There are many [isotopes of uranium](https://en.wikipedia.org/wiki/Isotopes_of_uranium) (uranium with different numbers of neutrons in there), and basically if you mine the uranium ore you get a mix, and you have to extract the uranium 235 isotope from the mix. Which, it’s all uranium so it reacts chemically exactly the same, can’t use chemistry to separate it. It’s slightly heavier than the other kinds of uranium (because of a couple extra neutrons) but I mean you’re talking a minuscule difference. So you can try to separate it by centrifuge but it’s a LONG process and a very complex centrifuge device.

As the others have said, it’s also very radioactive and that makes it extremely hazardous and polluting to work with, and if you finally get enough kilos to make a bomb, then you need an ICBM or long range cruise missile to deliver it, and those aren’t easy to build either.

None of this stuff is easy to build *in secret*, the facilities are rather large, the missile flight testing is conspicuous, and so on.
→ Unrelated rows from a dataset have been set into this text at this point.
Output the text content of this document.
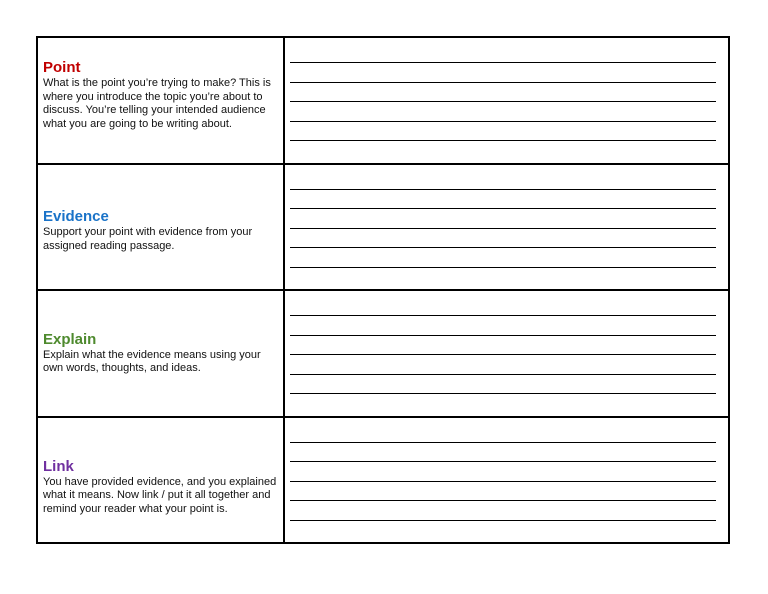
Point
What is the point you’re trying to make? This is where you introduce the topic you’re about to discuss. You’re telling your intended audience what you are going to be writing about.
Evidence
Support your point with evidence from your assigned reading passage.
Explain
Explain what the evidence means using your own words, thoughts, and ideas.
Link
You have provided evidence, and you explained what it means. Now link / put it all together and remind your reader what your point is.
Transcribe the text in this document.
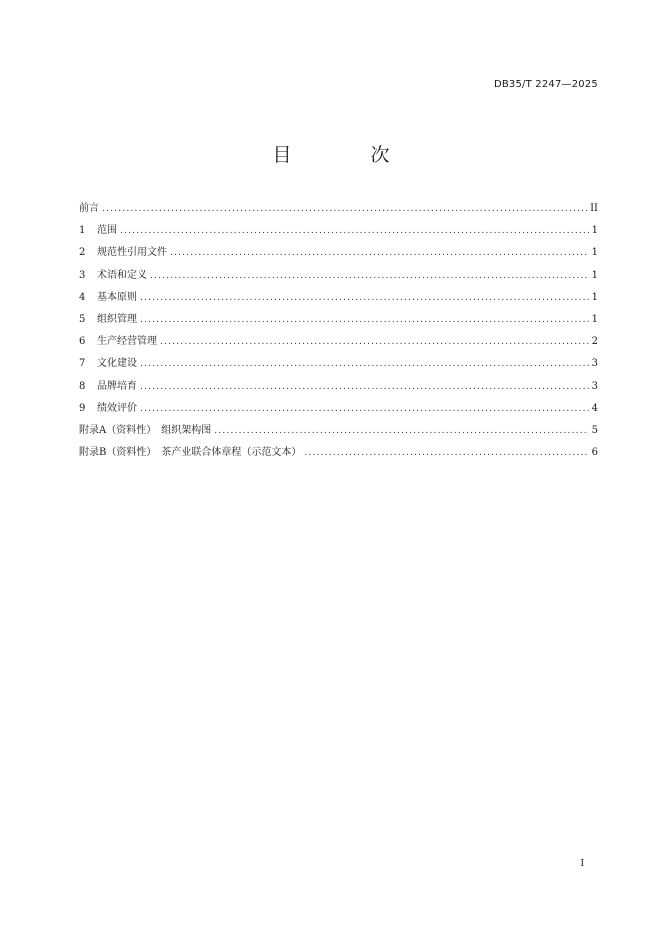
DB35/T 2247—2025
目　次
前言 .....	II
1 范围 .....	1
2 规范性引用文件 .....	1
3 术语和定义 .....	1
4 基本原则 .....	1
5 组织管理 .....	1
6 生产经营管理 .....	2
7 文化建设 .....	3
8 品牌培育 .....	3
9 绩效评价 .....	4
附录A（资料性）　组织架构图 .....	5
附录B（资料性）　茶产业联合体章程（示范文本） .....	6
I
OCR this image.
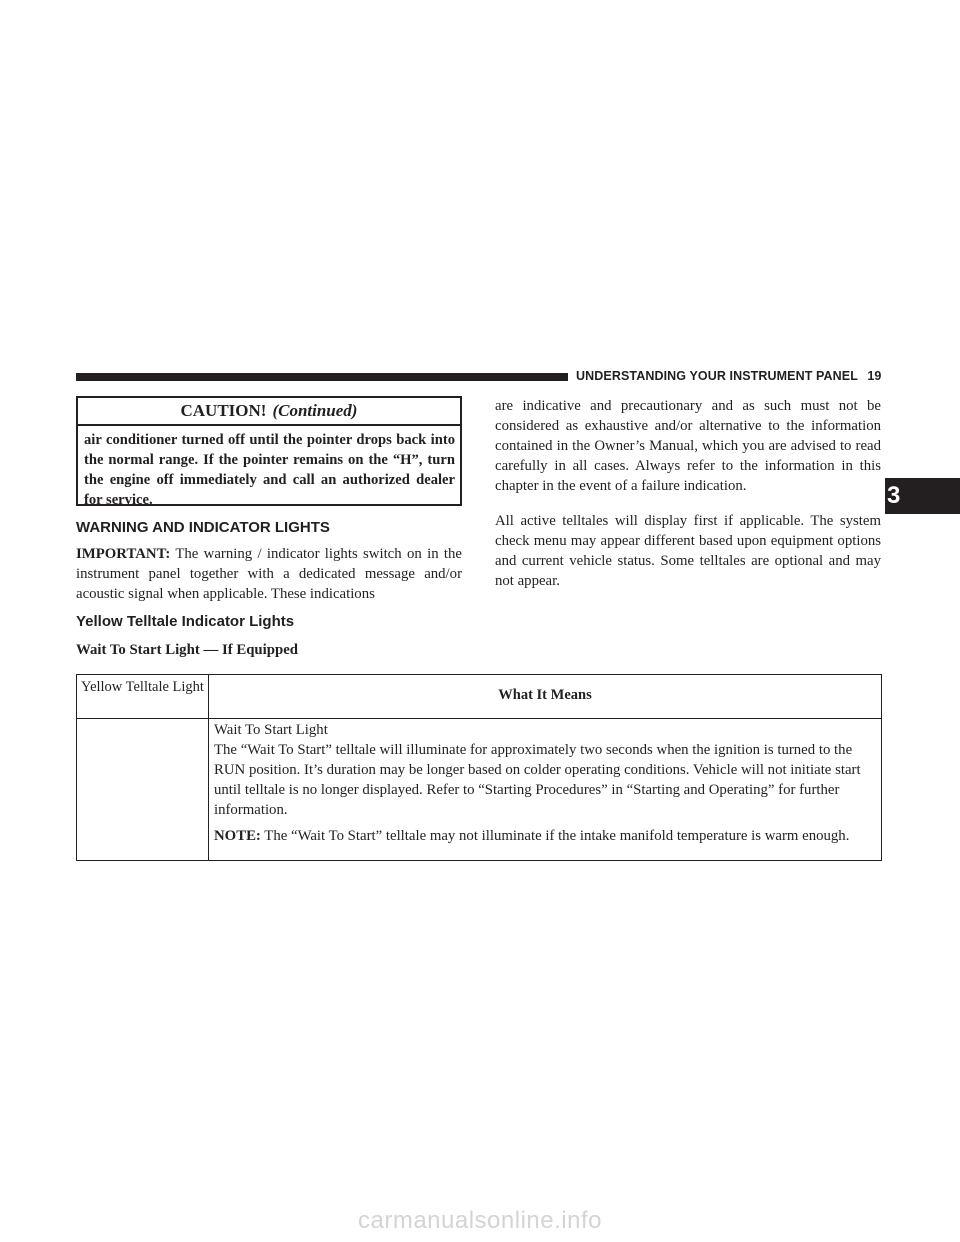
UNDERSTANDING YOUR INSTRUMENT PANEL 19
3
CAUTION! (Continued)
air conditioner turned off until the pointer drops back into the normal range. If the pointer remains on the “H”, turn the engine off immediately and call an authorized dealer for service.
WARNING AND INDICATOR LIGHTS
IMPORTANT: The warning / indicator lights switch on in the instrument panel together with a dedicated message and/or acoustic signal when applicable. These indications
are indicative and precautionary and as such must not be considered as exhaustive and/or alternative to the information contained in the Owner’s Manual, which you are advised to read carefully in all cases. Always refer to the information in this chapter in the event of a failure indication.
All active telltales will display first if applicable. The system check menu may appear different based upon equipment options and current vehicle status. Some telltales are optional and may not appear.
Yellow Telltale Indicator Lights
Wait To Start Light — If Equipped
Yellow Telltale Light	What It Means

Wait To Start Light

The “Wait To Start” telltale will illuminate for approximately two seconds when the ignition is turned to the RUN position. It’s duration may be longer based on colder operating conditions. Vehicle will not initiate start until telltale is no longer displayed. Refer to “Starting Procedures” in “Starting and Operating” for further information.

NOTE: The “Wait To Start” telltale may not illuminate if the intake manifold temperature is warm enough.

carmanualsonline.info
And then, as a smaller country let’s say you build a few, then what? There are anti-missile defense systems, look at how many missiles and drones Ukraine is shooting down each day. If you only have “a few” they won’t get past missile defense systems. You need thousands, to overwhelm an enemy country’s defenses, to have a few actually penetrate and detonate.

It’s kinda like, a small country building ONE aircraft carrier. ONE. After years and years of enormous expenses (for a small country). What could they do with it?